ETI analysis has shown that hydrogen has the potential to play a highly versatile role in a future low carbon energy system. This is because hydrogen can be used in many different applications including industry high-temperature heat, peak power generation, fuel cell vehicles and potentially for heating buildings. We believe this versatility makes investment in de-risking hydrogen a low regrets option.
Today, hydrogen is mostly used as a high-value feedstock in the chemical and refining industries, and most production is via Steam Methane Reforming, resulting in a sizeable carbon footprint. For hydrogen to make sense in a decarbonised context, it must be produced using low carbon methods. From our assessment of the full range of technology options, the most cost-effective solutions for large-scale production involve the use of carbon-based feedstocks such as gas, coal, biomass and so rely on Carbon Capture and Storage (CCS) technology to reduce the emissions impact. In the case of biomass gasification this results in producing negative emissions which in itself is as valuable to the wider energy system as the hydrogen product itself.
Industry appears to be an obvious first choice for a nascent hydrogen market. This sector is already familiar with handling hydrogen as a process feedstock. Additionally, there are relatively few alternatives for industry carbon abatement, making hydrogen use almost inevitable in the longer term. Finally, where hydrogen is produced in large centralised CCS facilities, these are likely to be near existing centres of heavy industry. By serendipity, the best CO2 storage sites lie in UK waters off some of our major industrial regions. This would minimise the need for immediate investment in long distance transmission infrastructure. As the market develops, dedicated pipelines could then be built out to support other sectors across the UK.
In transport, much depends on consumer attitudes and behaviours. In the consumer market, people may become relatively comfortable with the range and charging times associated with electric vehicles, meaning limited opportunity remains for hydrogen fuel cell vehicles once these are eventually ready for large-scale deployment. In the market for commercial vehicles, especially heavy-duty vehicles, the energy density of hydrogen over batteries may tip the scales. The economics of infrastructure roll-out would also favour the latter market, minimising the need for initial hydrogen refuelling facilities to a small number of commercial depots. Hydrogen for transport would likely be delivered through a combination of pipelines to major refuelling centres, along with truck deliveries to smaller facilities in the further reaches of the country.
Hydrogen for heat in buildings is beginning to be explored seriously, with testing and demonstration required before an accurate cost assessment can be made. In principle though, this could enable some parts of the extensive UK gas distribution network to continue to provide a highly responsive means of heating homes. Inevitably though, the unit cost of hydrogen will be higher than for gas today, with resource extraction costs compounded by conversion costs and CCS costs. As a result it is not obvious that hydrogen is a clear winner for domestic heating.
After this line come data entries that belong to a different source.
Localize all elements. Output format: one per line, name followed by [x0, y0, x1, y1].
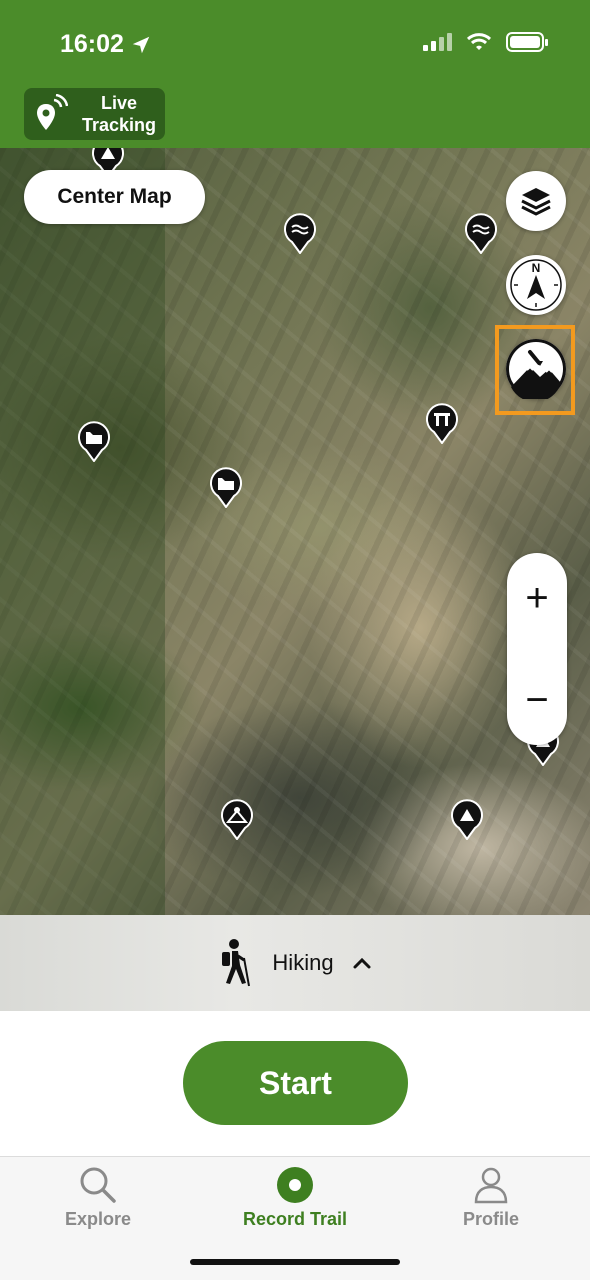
compass-button[interactable]: N	[506, 255, 566, 315]
status-time: 16:02	[60, 30, 152, 59]
hiker-icon	[222, 939, 251, 987]
clock: 16:02	[60, 30, 124, 58]
start-panel: Start	[0, 1011, 590, 1156]
tab-profile[interactable]: Profile	[401, 1165, 581, 1235]
satellite-map[interactable]	[0, 148, 590, 915]
search-icon	[80, 1167, 116, 1203]
battery-icon	[506, 32, 548, 52]
tab-profile-label: Profile	[462, 1209, 519, 1229]
tab-record-trail[interactable]: Record Trail	[205, 1165, 385, 1235]
user-icon	[474, 1167, 508, 1204]
shelter-marker-icon[interactable]	[209, 466, 243, 508]
map-tile-overlay	[0, 148, 165, 915]
zoom-control: + −	[507, 553, 567, 745]
zoom-in-button[interactable]: +	[507, 563, 567, 633]
center-map-button[interactable]: Center Map	[24, 170, 205, 224]
tab-explore[interactable]: Explore	[8, 1165, 188, 1235]
chevron-up-icon	[353, 957, 371, 969]
zoom-out-button[interactable]: −	[507, 665, 567, 735]
live-tracking-button[interactable]: Live Tracking	[24, 88, 165, 140]
tab-explore-label: Explore	[64, 1209, 132, 1229]
shelter-marker-icon[interactable]	[77, 420, 111, 462]
home-indicator[interactable]	[190, 1259, 400, 1265]
map-layers-button[interactable]	[506, 171, 566, 231]
tab-record-trail-label: Record Trail	[242, 1209, 348, 1229]
compass-north-label: N	[532, 261, 541, 275]
wifi-icon	[466, 33, 492, 50]
start-button[interactable]: Start	[183, 1041, 408, 1125]
live-tracking-label: Live Tracking	[81, 93, 157, 135]
lake-marker-icon[interactable]	[464, 212, 498, 254]
location-pin-broadcast-icon	[37, 94, 68, 130]
cable-car-marker-icon[interactable]	[425, 402, 459, 444]
compass-icon: N	[510, 259, 562, 311]
status-indicators	[423, 32, 548, 52]
peak-marker-icon[interactable]	[450, 798, 484, 840]
activity-label: Hiking	[272, 950, 334, 975]
record-icon	[277, 1167, 313, 1203]
viewpoint-marker-icon[interactable]	[220, 798, 254, 840]
location-arrow-icon	[132, 36, 150, 53]
app-header: 16:02 Live Tracking	[0, 0, 590, 148]
lake-marker-icon[interactable]	[283, 212, 317, 254]
layers-icon	[521, 188, 551, 216]
cellular-signal-icon	[423, 33, 452, 51]
activity-selector[interactable]: Hiking	[0, 915, 590, 1011]
terrain-button-highlight	[495, 325, 575, 415]
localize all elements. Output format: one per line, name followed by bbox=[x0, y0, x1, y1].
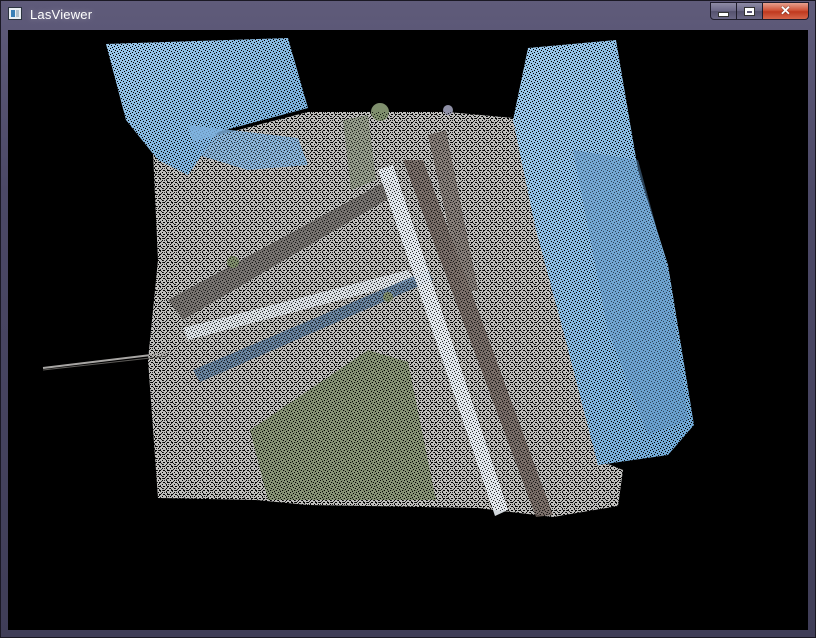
point-cloud-scan bbox=[42, 38, 694, 517]
minimize-button[interactable] bbox=[710, 2, 737, 20]
maximize-button[interactable] bbox=[737, 2, 763, 20]
app-window: LasViewer ✕ bbox=[0, 0, 816, 638]
close-button[interactable]: ✕ bbox=[763, 2, 809, 20]
close-icon: ✕ bbox=[780, 3, 791, 18]
window-title: LasViewer bbox=[30, 7, 93, 22]
maximize-icon bbox=[745, 7, 754, 15]
window-controls: ✕ bbox=[710, 2, 809, 21]
title-bar[interactable]: LasViewer ✕ bbox=[1, 1, 815, 29]
point-cloud-canvas[interactable] bbox=[8, 30, 808, 630]
minimize-icon bbox=[719, 12, 728, 16]
point-cloud-viewport[interactable] bbox=[8, 30, 808, 630]
app-icon[interactable] bbox=[8, 7, 22, 20]
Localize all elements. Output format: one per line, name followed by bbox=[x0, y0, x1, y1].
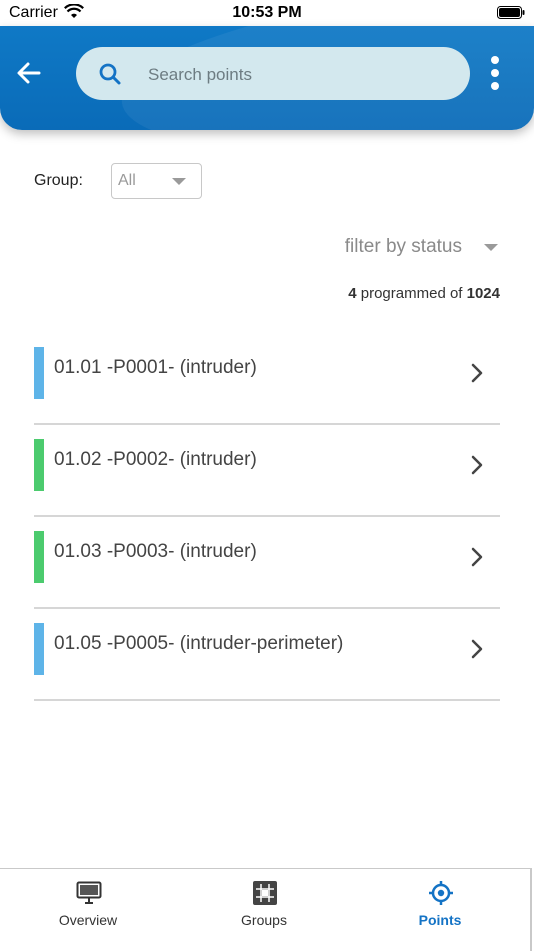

Hydrogen boilers may need to be combined with interventions such as household retrofits and installation of electric heat pumps. If these measures are to be adopted anyway, then on a regional basis there will need to be strategic decisions as to whether it makes better sense to take these measures far enough that the gas network can be decommissioned altogether. There is also a challenge in getting low carbon hydrogen supplies at sufficient scale rolled out across the UK, but this may be an easier challenge than installing heat-pumps in the majority of houses and upgrading the electricity distribution system. Once better evidence is in place for hydrogen heating, then the national and regional fit of heat-pumps, hydrogen and district heating can be compared on a firm basis. The national and regional infrastructure implications of different choices are quite different.
In light of the current interest in hydrogen for heat, and with the inclusion of a hydrogen pathway in the government’s Clean Growth Strategy, we recently devised a pathway which assumes maximal use of hydrogen by energy consumers across heat, transport and industry. This means by 2050 all cars and vans on the road are hydrogen models, the gas distribution network is fully converted, and 20% of industrial energy use is from hydrogen. Also, consistent with the Clean Growth Strategy, we prevented the use of bioenergy with CCS.
The production of hydrogen is consequently very high at over 530TWh in 2050 (vs ~160TWh for Clockwork, ~90TWh in Patchwork). This would require a huge investment to build the production, transmission and distribution infrastructure for an entire new energy sector, overtaking electricity generation in the space of 20 years. The pathway also hinges on the successful roll-out of CCS infrastructure from around 2030. With an annual abatement cost in 2050 of £121bn, the cost implications of a hydrogen only pathway seem clear (especially without bio-energy). A strategy to enforce comprehensive adoption of hydrogen across the economy looks grossly inefficient based on current understanding of the relevant technologies.
This implies there is a role for hydrogen but the boundaries have to be understood, and it needs to be part of a blended mix of technologies for the most cost-effective transition to low carbon. All cost-effective ETI energy scenarios include increased electrification, an increased role for hydrogen, increased sustainable UK bio-energy production and CCS. The optimum balance of these and other elements is still uncertain. We need to develop a range of plausible options, which definitely includes hydrogen.